Oil Extends Losses After Weekly Drop On Sronger Dollar, Virus Concerns

Oil Extends Losses After Weekly Drop On Sronger Dollar, Viru

Oil extended losses after the worst week since October on the back of a rising U.S. dollar and concerns that new pandemic curbs may set back the global recovery in fuel demand.

Brent crude futures dropped by $1.27, or 1.8%, to $69.43 a barrel on Monday morning, after having slumped 6% last week, their biggest weekly loss in four months. U.S. West Texas Intermediate (WTI) crude futures fell $1.29, or 1.9%, to $66.99 a barrel after slumping nearly 7% last week in their steepest weekly decline in nine months.
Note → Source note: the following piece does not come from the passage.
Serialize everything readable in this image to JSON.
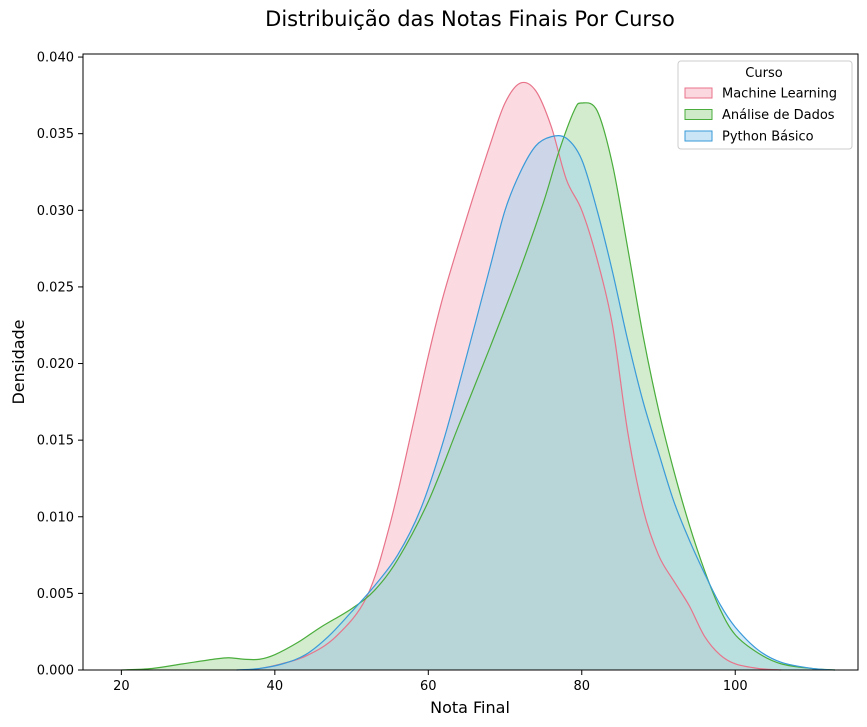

The resurgence has led Goldman Sachs Group Inc. to downgrade its economic growth forecast for China, which recently completed a mass testing program in Wuhan — the original epicentre of the pandemic — following new confirmed cases. Infections have also climbed in the U.S. and Thailand.
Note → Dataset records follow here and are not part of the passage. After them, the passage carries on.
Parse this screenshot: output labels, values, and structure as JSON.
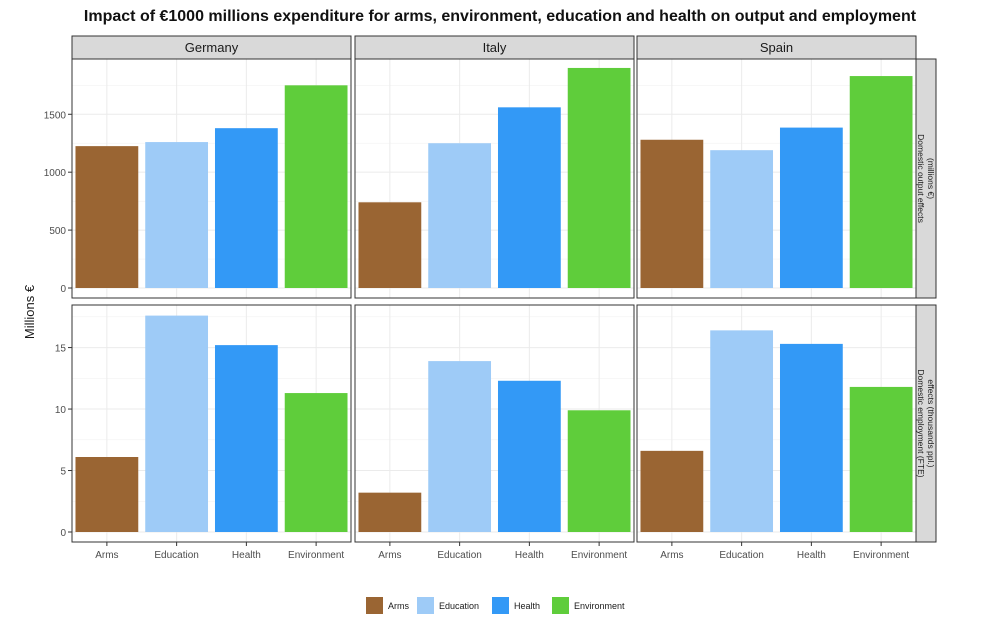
{
  "chart_data": {
    "type": "bar",
    "title": "Impact of €1000 millions expenditure for arms, environment, education and health on output and employment",
    "ylabel": "Millions €",
    "xlabel": "",
    "categories": [
      "Arms",
      "Education",
      "Health",
      "Environment"
    ],
    "colors": [
      "#9a6533",
      "#9ecbf7",
      "#3399f6",
      "#5fcd3b"
    ],
    "columns": [
      "Germany",
      "Italy",
      "Spain"
    ],
    "rows": [
      {
        "label": "Domestic output effects (millions €)",
        "label_lines": [
          "Domestic output effects",
          "(millions €)"
        ],
        "ylim": [
          0,
          1960
        ],
        "yticks": [
          0,
          500,
          1000,
          1500
        ],
        "values": {
          "Germany": [
            1225,
            1260,
            1380,
            1750
          ],
          "Italy": [
            740,
            1250,
            1560,
            1900
          ],
          "Spain": [
            1280,
            1190,
            1385,
            1830
          ]
        }
      },
      {
        "label": "Domestic employment (FTE) effects (thousands ppl.)",
        "label_lines": [
          "Domestic employment (FTE)",
          "effects (thousands ppl.)"
        ],
        "ylim": [
          0,
          18.3
        ],
        "yticks": [
          0,
          5,
          10,
          15
        ],
        "values": {
          "Germany": [
            6.1,
            17.6,
            15.2,
            11.3
          ],
          "Italy": [
            3.2,
            13.9,
            12.3,
            9.9
          ],
          "Spain": [
            6.6,
            16.4,
            15.3,
            11.8
          ]
        }
      }
    ],
    "legend": {
      "position": "bottom",
      "entries": [
        "Arms",
        "Education",
        "Health",
        "Environment"
      ]
    },
    "grid": true
  }
}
China's crude oil imports dipped slightly on a daily basis in July to 9.71 million barrels per day (bpd), the fourth month in a row of imports below 10 million bpd and sharply down on a record 12.94 million bpd in June 2020 when refiners were stocking up on cheap crude, data released on Saturday showed.

Dollar strength is also weakening the appeal of raw materials such as oil and gold. After jumping Friday, the currency held gains following robust U.S. jobs report that fueled bets the Federal Reserve may start easing its stimulus.

Oil has run into stiff headwinds this month as the fast-spreading delta variant sweeps across the globe, leading to renewed restrictions on movement in some regions and coinciding with a production boost from OPEC+. The International Energy Agency will provide an updated snapshot of the market on Thursday.

OPEC+ will make monthly supply hikes of 400,000 barrels a day from August and continue until all of its output halted during the pandemic is revived. While the latest Covid-19 flare-up is clouding the outlook, expectations are that the market will be able to absorb the additional barrels as demand accelerates.

Delta is also impacting the oil market structure. The prompt time spread for Brent has narrowed to 35 cents a barrel in backwardation — a bullish signal where near-dated contracts are more expensive than later-dated ones. That compares with 69 cents a week earlier.